I'm pretty sure that POST and GET are equally as insecure as easch other.
I mean, unless you're using SSL, you could snoop all the info right off
the wire anyway :-)
POST allows for slightly stingier web servers to be a little more
pedantic, by only passing URLs of a certain length. This is all my buggy
memory, so YMMV, as usual.
"Charles K. Clarkson" <cclarkson@...
27/09/2002 03:24 PM
Please respond to perl-beginner
Subject: RE: [PBML] 3 Great Mysteries of Perl (to me)
: 2.) This one is a query string thing that I never
: understood exactly. Like I know what a query string
: is, and I know that the query string starts with the ?
: after the script's name, and I know what the
: name=value pairs represent, and that the name=value
: pairs are separated by an &, but what I dont get is
: why sometimes name=value pairs do and dont appear in
: the query string (even though it would seem variables
: are being used in a script). Can someone explain why
: this might be the case?
What you have described is the GET method.

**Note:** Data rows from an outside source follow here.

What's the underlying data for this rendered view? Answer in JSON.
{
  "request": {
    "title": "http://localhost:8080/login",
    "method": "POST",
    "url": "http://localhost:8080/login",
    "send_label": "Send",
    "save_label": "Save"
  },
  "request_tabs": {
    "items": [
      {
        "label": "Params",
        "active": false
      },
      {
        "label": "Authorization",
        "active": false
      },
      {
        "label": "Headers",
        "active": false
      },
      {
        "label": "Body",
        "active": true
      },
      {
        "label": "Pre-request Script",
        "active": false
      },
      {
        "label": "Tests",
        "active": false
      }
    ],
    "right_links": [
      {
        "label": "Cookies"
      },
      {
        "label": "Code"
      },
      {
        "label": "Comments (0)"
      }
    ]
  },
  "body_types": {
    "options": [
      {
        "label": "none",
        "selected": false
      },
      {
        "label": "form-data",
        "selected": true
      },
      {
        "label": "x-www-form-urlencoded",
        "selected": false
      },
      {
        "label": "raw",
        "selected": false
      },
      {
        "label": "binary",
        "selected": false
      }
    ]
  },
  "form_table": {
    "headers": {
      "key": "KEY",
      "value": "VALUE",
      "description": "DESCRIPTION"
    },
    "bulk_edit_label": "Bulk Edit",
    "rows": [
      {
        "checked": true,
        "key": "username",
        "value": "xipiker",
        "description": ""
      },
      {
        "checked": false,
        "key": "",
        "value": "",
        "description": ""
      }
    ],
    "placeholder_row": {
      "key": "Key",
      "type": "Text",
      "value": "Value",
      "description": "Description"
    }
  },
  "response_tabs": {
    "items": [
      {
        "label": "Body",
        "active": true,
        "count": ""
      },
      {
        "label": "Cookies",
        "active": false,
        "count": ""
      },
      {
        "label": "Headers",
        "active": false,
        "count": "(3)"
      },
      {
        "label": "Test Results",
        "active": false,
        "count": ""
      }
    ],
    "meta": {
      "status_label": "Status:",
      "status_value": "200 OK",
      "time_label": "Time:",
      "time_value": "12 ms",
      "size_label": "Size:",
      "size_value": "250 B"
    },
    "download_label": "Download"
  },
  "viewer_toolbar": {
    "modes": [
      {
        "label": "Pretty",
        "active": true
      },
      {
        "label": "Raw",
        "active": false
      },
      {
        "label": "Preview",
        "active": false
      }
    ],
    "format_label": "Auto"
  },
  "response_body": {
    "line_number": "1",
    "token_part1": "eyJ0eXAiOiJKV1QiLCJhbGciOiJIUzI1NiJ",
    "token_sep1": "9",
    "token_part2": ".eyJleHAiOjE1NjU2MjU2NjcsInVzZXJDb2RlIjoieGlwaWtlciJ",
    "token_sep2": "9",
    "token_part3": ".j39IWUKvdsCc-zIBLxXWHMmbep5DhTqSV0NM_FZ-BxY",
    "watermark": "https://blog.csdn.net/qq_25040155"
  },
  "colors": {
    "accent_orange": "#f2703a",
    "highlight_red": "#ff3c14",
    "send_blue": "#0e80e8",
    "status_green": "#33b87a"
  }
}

The POST method allows more information to be
sent. It uses an HTTP transaction to transfer
data. I think(?) it POST is also more secure than
GET. The RFC allows both methods to be used
simultaneously. In a html form you can specify
GET or POST in the method element. CGI.pm
defaults to POST.
RFC's are maintained at: http://www.rfc-editor.org/
: 3.) The third great mystery is the use of semicolons
: in query strings. It seems the majority of the time
: they arent used, but I have seen a few instances where
: they have been used, like this:
: Is there a reason why the author of this script/query
: string (Paul DuBois) would have chosen to use
: semicolons like that? It seems confusing to me, and I
: havent been able to locate any info on it in the book.
Semi-colons and ampersands can be used
interchangeably. I think(?) the semi-colon was
introduced in HTTP 1.1 and that HTTP 0.9 and
1.0 used the ampersand.
Charles K. Clarkson
Head Bottle Washer,
Clarkson Energy Homes, Inc.
Small commercial and residential rehabilitation specialists.